= Electronic registration mark =

Proposed category of trademark

An electronic registration mark is a proposed category of trademark that would restrict the use of trademarked words and phrases in online advertising.

The State of Utah proposed this in response to trademark owners' claims that online advertisers have abused trademarked terms. Some online advertisers, particularly search engines, allow trademarked keywords to generate advertisements for a trademark holder’s competitors. Several corporations have sued search engines to stop this practice, claiming that it violates United States trademark law. In most of these cases, courts have ruled that traditional trademark law, as currently written, does not restrict advertisers’ ability to use trademarked terms to trigger advertisements.

The Utah Trademark Protection Act created the electronic registration mark. Under this now defunct law, trademark holders could have restricted the use of its registered trademarks to generate advertisements for products that compete directly with the trademarked product. The owner of the mark could have sought redress from two parties: The competitor that purchased the advertisement, and the website that displayed the keyword-generated advertisement. This law applied only to internet pages viewed within the State of Utah. The law had instructed the state to create a searchable database of electronic registration marks and to provide access to this database free of charge. This became Utah law in 2007 but was repealed in 2008 before implementation.

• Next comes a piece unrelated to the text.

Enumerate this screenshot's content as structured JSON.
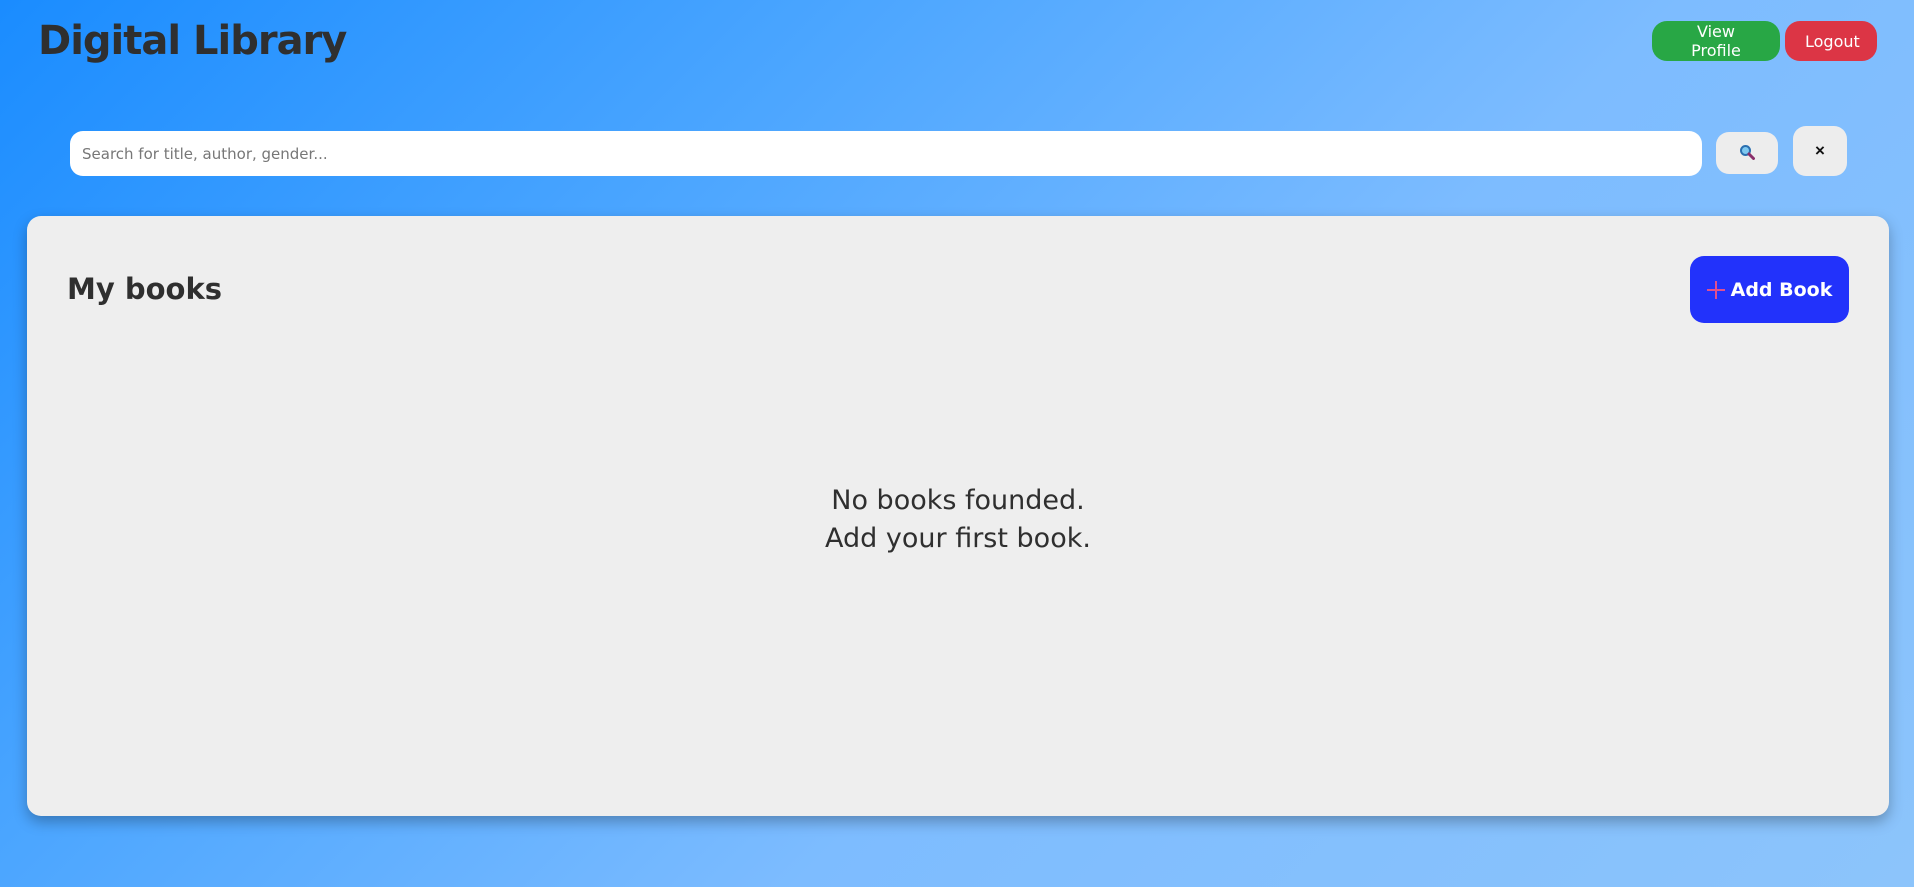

No other states have established electronic registration mark laws, and the federal government's trademark law does not clearly address how it applies to online keyword searching. Judges in France have consistently upheld rulings that French trademark law bans the sale of trademarked search terms in keyword advertising for any website viewed from within France.

== Controversy ==
Critics find several flaws with electronic registration marks. They argue that restricting the keywords that advertisers can use violates the First Amendment. Another issue concerns an advertiser’s ability to determine whether a web page is being viewed in Utah or elsewhere: Because of this ambiguity, the law may be vulnerable to Dormant Commerce Clause challenges. Critics also assert that the law worsens the quality of online search results by restricting the search results that users can view. Supporters respond that trademark law has always considered trademark infringement to be a form of theft that is not protected speech, that search engines have demonstrated that they can pinpoint Internet users’ locations, and that paid advertisements are not a core component of an Internet user's experience.